The last stage would be BI tools reading from the analytical database and generating reports (which is not shown in the diagram as that is not an ADF activity).
Storage
Let's consider ADLS Gen2 as our data lake storage. We can create the following folder structure to handle our batch pipeline:
- The raw trips data can be stored here:
iac/raw/trips/2022/01/01
- The cleaned-up data can be copied over to the transform/in folder:
iac/transform/in/2022/01/01
- The output of the transformed data can move into the transform/out folder:
iac/transform/out/2022/01/01
- Finally, we can import the data from transform/out into Synapse SQL Dedicated pool using PolyBase.
Note that tools such as ADF and PolyBase also provide the ability to directly move data between Spark and Synapse SQL Dedicated pool. You can choose this direct approach instead of storing the intermediate data in the data lake if that works better for you in terms of performance and cost. But in most data lakes, more than one tool might access the intermediate data from the data lake and it will be useful to keep historical datasets for future analysis. Hence it might make sense to keep a copy in the data lake also.
Transform
You can find the code (scala script as well as dbc file, that can be imported in databricks) in the assets folder. That data that is produced by this notebook can also be found in the data folder. I used AzCopy to download it from the ADLS2 container.
AzCopy command:
AzCopy copy 'https://sparshstorage1.blob.core.windows.net/databricks/dailytrips' './data/' --recursive
Configuring an ADB notebook activity in ADF:
From the Azure Data Factory Activities tab, choose Notebook under Databricks and add it to the pipeline by dragging the icon into the worksheet area as shown in the following screenshot.

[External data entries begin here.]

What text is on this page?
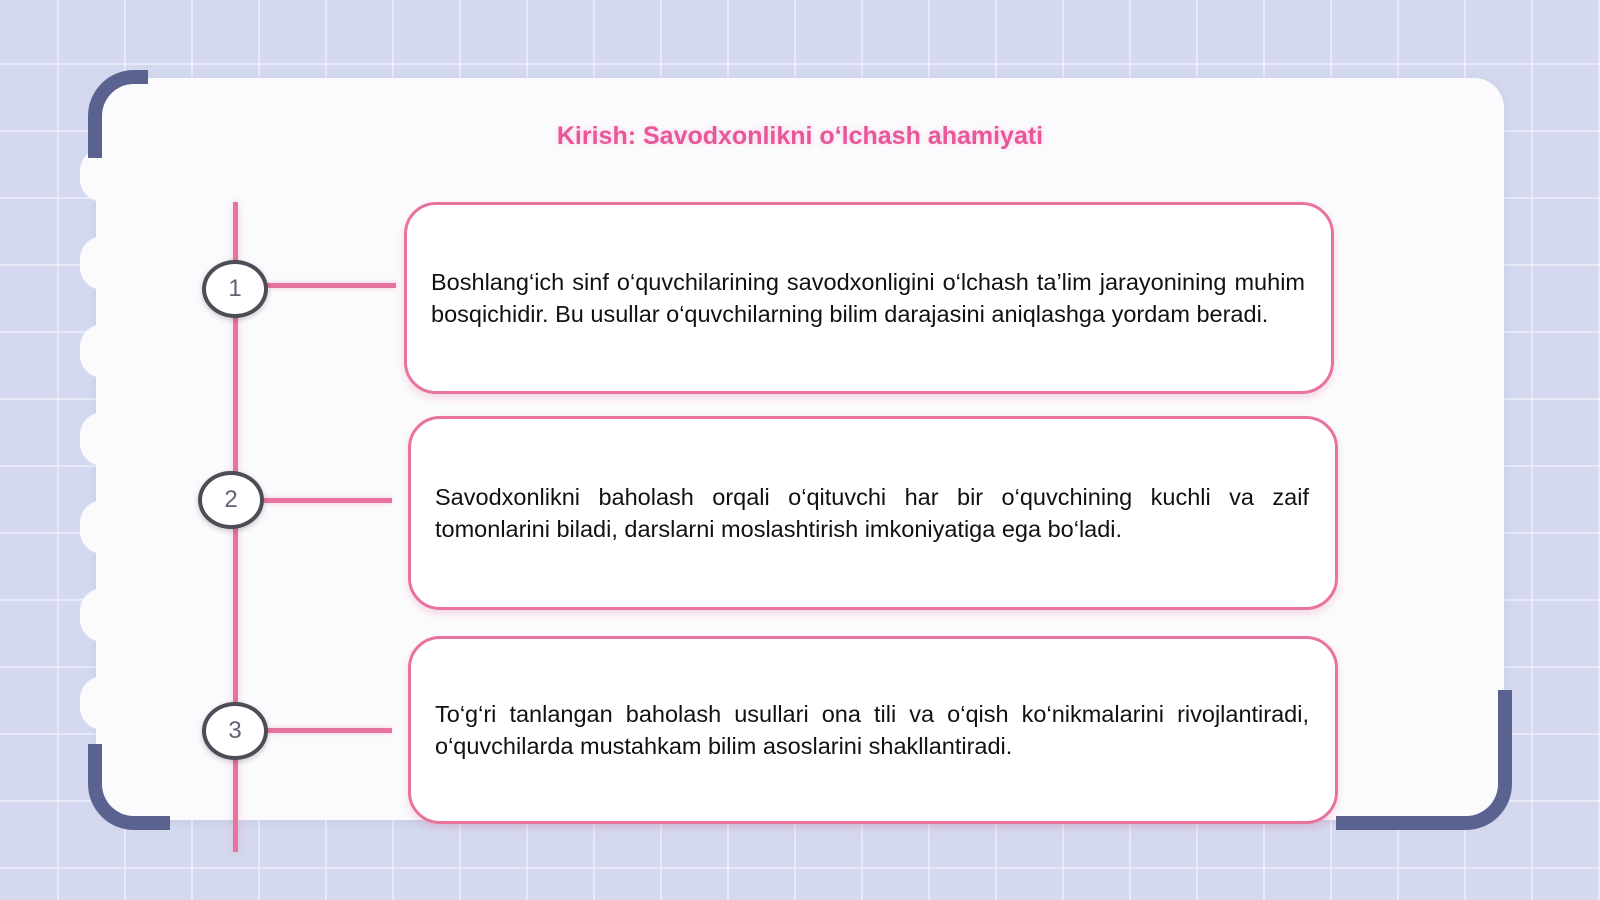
Kirish: Savodxonlikni o‘lchash ahamiyati
1
2
3

Boshlang‘ich sinf o‘quvchilarining savodxonligini o‘lchash ta’lim jarayonining muhim bosqichidir. Bu usullar o‘quvchilarning bilim darajasini aniqlashga yordam beradi.

Savodxonlikni baholash orqali o‘qituvchi har bir o‘quvchining kuchli va zaif tomonlarini biladi, darslarni moslashtirish imkoniyatiga ega bo‘ladi.

To‘g‘ri tanlangan baholash usullari ona tili va o‘qish ko‘nikmalarini rivojlantiradi, o‘quvchilarda mustahkam bilim asoslarini shakllantiradi.
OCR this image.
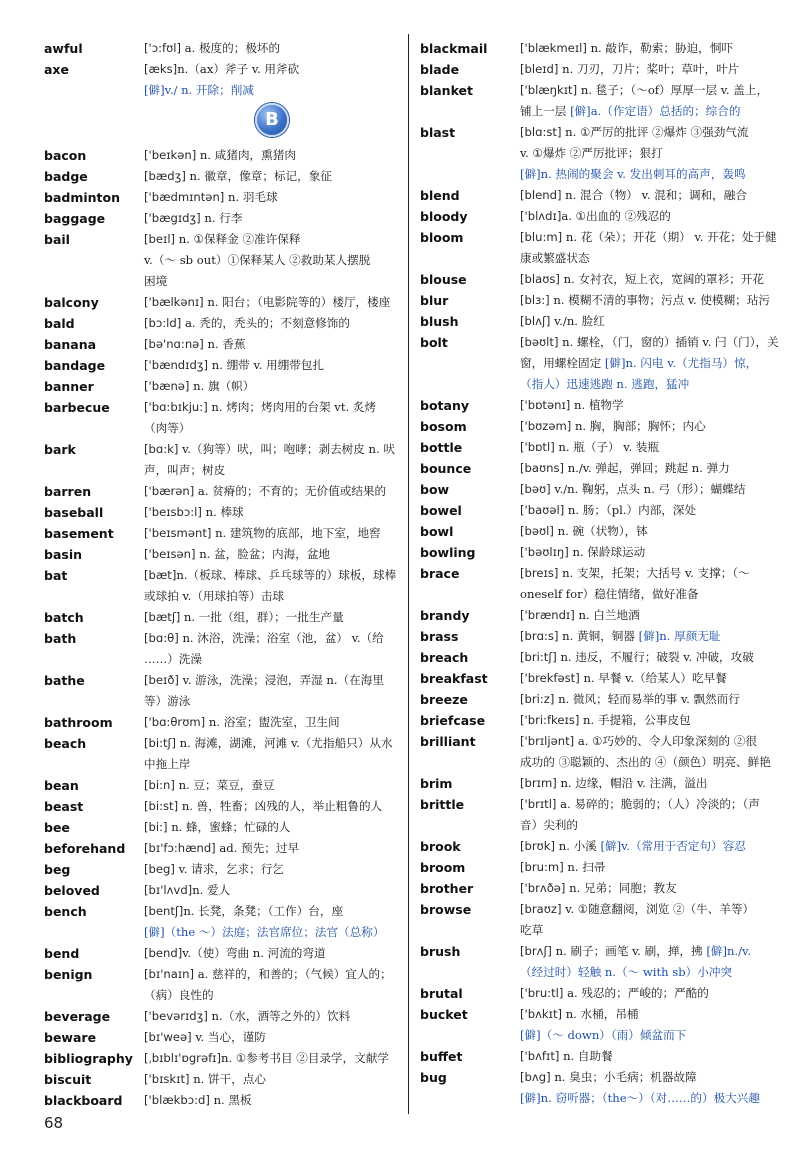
awful	['ɔ:fʊl] a. 极度的；极坏的
axe	[æks]n.（ax）斧子 v. 用斧砍
[僻]v./ n. 开除；削减
B
bacon	['beɪkən] n. 咸猪肉，熏猪肉
badge	[bædʒ] n. 徽章，像章；标记，象征
badminton ['bædmɪntən] n. 羽毛球
baggage	['bægɪdʒ] n. 行李
bail	[beɪl] n. ①保释金 ②准许保释
v.（～ sb out）①保释某人 ②救助某人摆脱
困境
balcony	['bælkənɪ] n. 阳台；（电影院等的）楼厅，楼座
bald	[bɔ:ld] a. 秃的，秃头的；不刻意修饰的
banana	[bə'nɑ:nə] n. 香蕉
bandage	['bændɪdʒ] n. 绷带 v. 用绷带包扎
banner	['bænə] n. 旗（帜）
barbecue	['bɑ:bɪkju:] n. 烤肉；烤肉用的台架 vt. 炙烤
（肉等）
bark	[bɑ:k] v.（狗等）吠，叫；咆哮；剥去树皮 n. 吠
声，叫声；树皮
barren	['bærən] a. 贫瘠的；不育的；无价值或结果的
baseball	['beɪsbɔ:l] n. 棒球
basement	['beɪsmənt] n. 建筑物的底部，地下室，地窖
basin	['beɪsən] n. 盆，脸盆；内海，盆地
bat	[bæt]n.（板球、棒球、乒乓球等的）球板，球棒
或球拍 v.（用球拍等）击球
batch	[bætʃ] n. 一批（组，群）；一批生产量
bath	[bɑ:θ] n. 沐浴，洗澡；浴室（池，盆） v.（给
……）洗澡
bathe	[beɪð] v. 游泳，洗澡；浸泡，弄湿 n.（在海里
等）游泳
bathroom	['bɑ:θrʊm] n. 浴室；盥洗室，卫生间
beach	[bi:tʃ] n. 海滩，湖滩，河滩 v.（尤指船只）从水
中拖上岸
bean	[bi:n] n. 豆；菜豆，蚕豆
beast	[bi:st] n. 兽，牲畜；凶残的人，举止粗鲁的人
bee	[bi:] n. 蜂，蜜蜂；忙碌的人
beforehand [bɪ'fɔ:hænd] ad. 预先；过早
beg	[beg] v. 请求，乞求；行乞
beloved	[bɪ'lʌvd]n. 爱人
bench	[bentʃ]n. 长凳，条凳；（工作）台，座
[僻]（the ～）法庭；法官席位；法官（总称）
bend	[bend]v.（使）弯曲 n. 河流的弯道
benign	[bɪ'naɪn] a. 慈祥的，和善的；（气候）宜人的；
（病）良性的
beverage	['bevərɪdʒ] n.（水，酒等之外的）饮料
beware	[bɪ'weə] v. 当心，谨防
bibliography [ˌbɪblɪ'ɒgrəfɪ]n. ①参考书目 ②目录学，文献学
biscuit	['bɪskɪt] n. 饼干，点心
blackboard ['blækbɔ:d] n. 黑板
blackmail	['blækmeɪl] n. 敲诈，勒索；胁迫，恫吓
blade	[bleɪd] n. 刀刃，刀片；桨叶；草叶，叶片
blanket	['blæŋkɪt] n. 毯子；（～of）厚厚一层 v. 盖上，
铺上一层 [僻]a.（作定语）总括的；综合的
blast	[blɑ:st] n. ①严厉的批评 ②爆炸 ③强劲气流
v. ①爆炸 ②严厉批评；狠打
[僻]n. 热闹的聚会 v. 发出刺耳的高声，轰鸣
blend	[blend] n. 混合（物） v. 混和；调和，融合
bloody	['blʌdɪ]a. ①出血的 ②残忍的
bloom	[blu:m] n. 花（朵）；开花（期） v. 开花；处于健
康或繁盛状态
blouse	[blaʊs] n. 女衬衣，短上衣，宽阔的罩衫；开花
blur	[blɜ:] n. 模糊不清的事物；污点 v. 使模糊；玷污
blush	[blʌʃ] v./n. 脸红
bolt	[bəʊlt] n. 螺栓，（门，窗的）插销 v. 闩（门），关
窗，用螺栓固定 [僻]n. 闪电 v.（尤指马）惊，
（指人）迅速逃跑 n. 逃跑，猛冲
botany	['bɒtənɪ] n. 植物学
bosom	['bʊzəm] n. 胸，胸部；胸怀；内心
bottle	['bɒtl] n. 瓶（子） v. 装瓶
bounce	[baʊns] n./v. 弹起，弹回；跳起 n. 弹力
bow	[bəʊ] v./n. 鞠躬，点头 n. 弓（形）；蝴蝶结
bowel	['baʊəl] n. 肠；（pl.）内部，深处
bowl	[bəʊl] n. 碗（状物），钵
bowling	['bəʊlɪŋ] n. 保龄球运动
brace	[breɪs] n. 支架，托架；大括号 v. 支撑；（～
oneself for）稳住情绪，做好准备
brandy	['brændɪ] n. 白兰地酒
brass	[brɑ:s] n. 黄铜，铜器 [僻]n. 厚颜无耻
breach	[bri:tʃ] n. 违反，不履行；破裂 v. 冲破，攻破
breakfast	['brekfəst] n. 早餐 v.（给某人）吃早餐
breeze	[bri:z] n. 微风；轻而易举的事 v. 飘然而行
briefcase	['bri:fkeɪs] n. 手提箱，公事皮包
brilliant	['brɪljənt] a. ①巧妙的、令人印象深刻的 ②很
成功的 ③聪颖的、杰出的 ④（颜色）明亮、鲜艳
brim	[brɪm] n. 边缘，帽沿 v. 注满，溢出
brittle	['brɪtl] a. 易碎的；脆弱的；（人）冷淡的；（声
音）尖利的
brook	[brʊk] n. 小溪 [僻]v.（常用于否定句）容忍
broom	[bru:m] n. 扫帚
brother	['brʌðə] n. 兄弟；同胞；教友
browse	[braʊz] v. ①随意翻阅，浏览 ②（牛、羊等）
吃草
brush	[brʌʃ] n. 刷子；画笔 v. 刷，掸，拂 [僻]n./v.
（经过时）轻触 n.（～ with sb）小冲突
brutal	['bru:tl] a. 残忍的；严峻的；严酷的
bucket	['bʌkɪt] n. 水桶，吊桶
[僻]（～ down）（雨）倾盆而下
buffet	['bʌfɪt] n. 自助餐
bug	[bʌg] n. 臭虫；小毛病；机器故障
[僻]n. 窃听器；（the～）（对……的）极大兴趣
68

You have to link this Notebook activity to the notebook that you created in the previous step. In order to link the notebook, you will have to first get the access token from Azure Databricks. You can generate the access token from the Azure Databricks portal from the User Settings tab. Click on the Generate New Token button to create a new access token.

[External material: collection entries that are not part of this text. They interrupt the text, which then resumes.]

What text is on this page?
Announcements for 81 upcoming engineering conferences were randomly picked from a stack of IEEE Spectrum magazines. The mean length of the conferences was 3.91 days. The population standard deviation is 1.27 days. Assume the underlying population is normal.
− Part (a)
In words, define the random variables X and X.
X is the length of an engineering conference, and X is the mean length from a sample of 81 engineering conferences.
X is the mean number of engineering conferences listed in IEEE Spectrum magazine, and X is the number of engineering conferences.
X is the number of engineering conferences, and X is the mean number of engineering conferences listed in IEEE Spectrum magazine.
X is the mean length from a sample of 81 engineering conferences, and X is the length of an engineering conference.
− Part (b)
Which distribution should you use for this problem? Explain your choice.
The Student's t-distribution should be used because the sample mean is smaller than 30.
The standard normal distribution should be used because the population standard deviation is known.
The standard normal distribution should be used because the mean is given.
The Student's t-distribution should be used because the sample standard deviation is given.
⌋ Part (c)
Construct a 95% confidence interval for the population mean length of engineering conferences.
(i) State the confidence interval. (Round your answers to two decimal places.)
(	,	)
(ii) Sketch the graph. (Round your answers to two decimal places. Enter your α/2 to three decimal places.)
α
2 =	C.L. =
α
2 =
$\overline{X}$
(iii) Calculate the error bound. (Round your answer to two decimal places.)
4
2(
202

Now, link the previously created ADB notebook using a linked service. You will have to fill in Databricks Workspace URL, the Access token field – with the access token, and select whether you want to spin up a New job cluster or point to an Existing interactive cluster, and so on.
Once you have created the linked service and entered those details into the ADF notebook activity, your sample transformation stage will be complete.
Creating data pipelines
You can create a pipeline from the Pipeline tab of Azure Data Factory. All you need to do is to select the activities for your pipeline from the Activities tab and click and drag it into the canvas. You can link the activities using the green box (on the right side of each activity) and chain the blocks together either sequentially or parallelly to derive the required output. The following screenshot shows an example.
Once you have the pipeline stitched together, you can trigger it using the Add trigger button. The trigger could be one-time, event-based, or recurring. I hope you now have an understanding of how to create and publish an end-to-end batch pipeline.